The cardioid polar pattern is formed by the interference between the omnidirectional and bidirectional polar patterns. At the front, the two polar patterns interfere constructively, boosting the signal and making it the place where most of the sound is picked up. No interference happens at the side, so this level remains lower than the front, and is only picked up by the omnidirectional pattern. The omnidirectional and bidirectional patterns interfere destructively at the back, leading to no sound being picked up there.

Cardioid microphones are used when isolation is needed, whether that be from other instruments, or trying to avoid picking up room ambience. They work great for recording guitar amps, vocals, and drums. Cardioid microphones also produce better results than omnidirectional or bidirectional microphones in rooms that are not acoustically pleasant.

By only picking up sound from one direction, they reduce ambient noise and are resistant to feedback in live environments. However, cardioid microphones do pick up wind noise, plosives, and are susceptible to the proximity effect.

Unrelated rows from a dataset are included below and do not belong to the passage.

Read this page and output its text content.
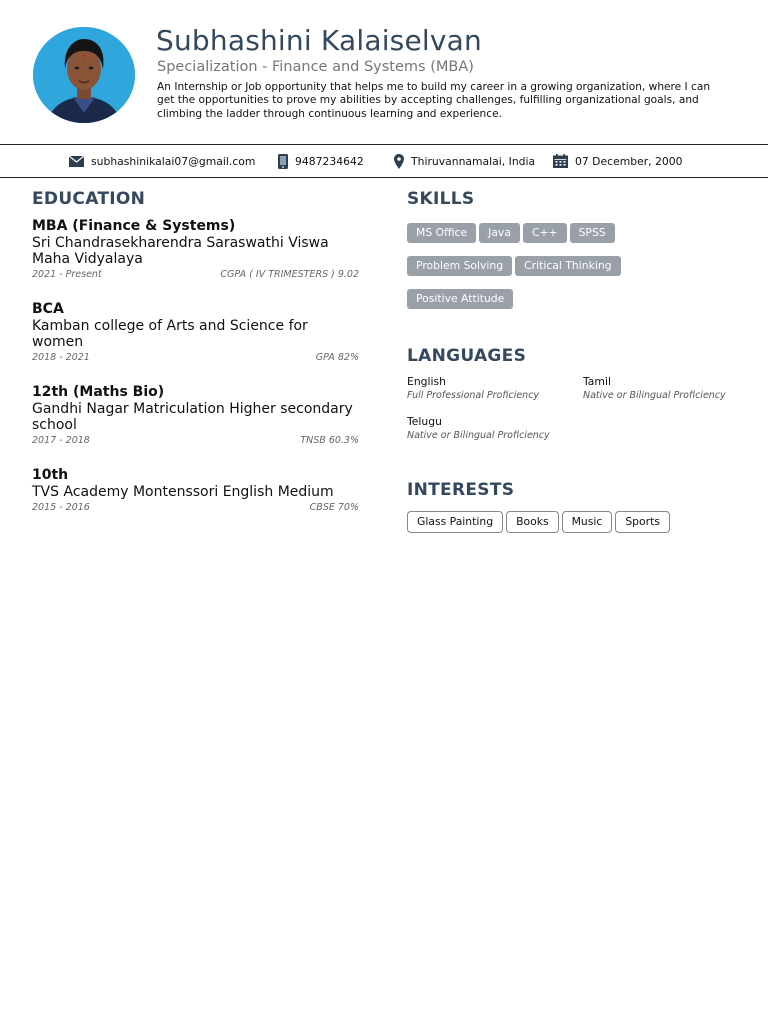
Subhashini Kalaiselvan
Specialization - Finance and Systems (MBA)
An Internship or Job opportunity that helps me to build my career in a growing organization, where I can get the opportunities to prove my abilities by accepting challenges, fulfilling organizational goals, and climbing the ladder through continuous learning and experience.
subhashinikalai07@gmail.com	9487234642	Thiruvannamalai, India	07 December, 2000
EDUCATION
MBA (Finance & Systems)
Sri Chandrasekharendra Saraswathi Viswa Maha Vidyalaya
2021 - Present	CGPA ( IV TRIMESTERS ) 9.02
BCA
Kamban college of Arts and Science for women
2018 - 2021	GPA 82%
12th (Maths Bio)
Gandhi Nagar Matriculation Higher secondary school
2017 - 2018	TNSB 60.3%
10th
TVS Academy Montenssori English Medium
2015 - 2016	CBSE 70%
SKILLS
MS Office Java C++ SPSS
Problem Solving Critical Thinking
Positive Attitude
LANGUAGES
English
Full Professional Proficiency
Tamil
Native or Bilingual Proficiency
Telugu
Native or Bilingual Proficiency
INTERESTS
Glass Painting Books Music Sports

An extension on the cardioid polar pattern is the supercardioid. These microphones have an even narrower pattern than cardioids so they pick up even less sound from the side. Supercardioid microphones are less likely to have feedback issues than cardioid microphones, but do pick up some sound from behind. Due to their tight polar pattern, supercardioid microphones work great in loud, live environments.


The final type of microphone polar pattern is hypercardioid. This polar pattern is even narrower and tighter than supercardioid and picks up even more sound from behind. These microphones are also known as shotgun microphones, and are typically used to pick up a specific sound source from a distance, especially in environments with a high level of ambient noise.

In the end, choosing the right polar pattern for a situation is very important to gettting good results when recording. Whether recording room ambience or needing tight isolation for live recordings, there's a microphone polar pattern that's right for the job!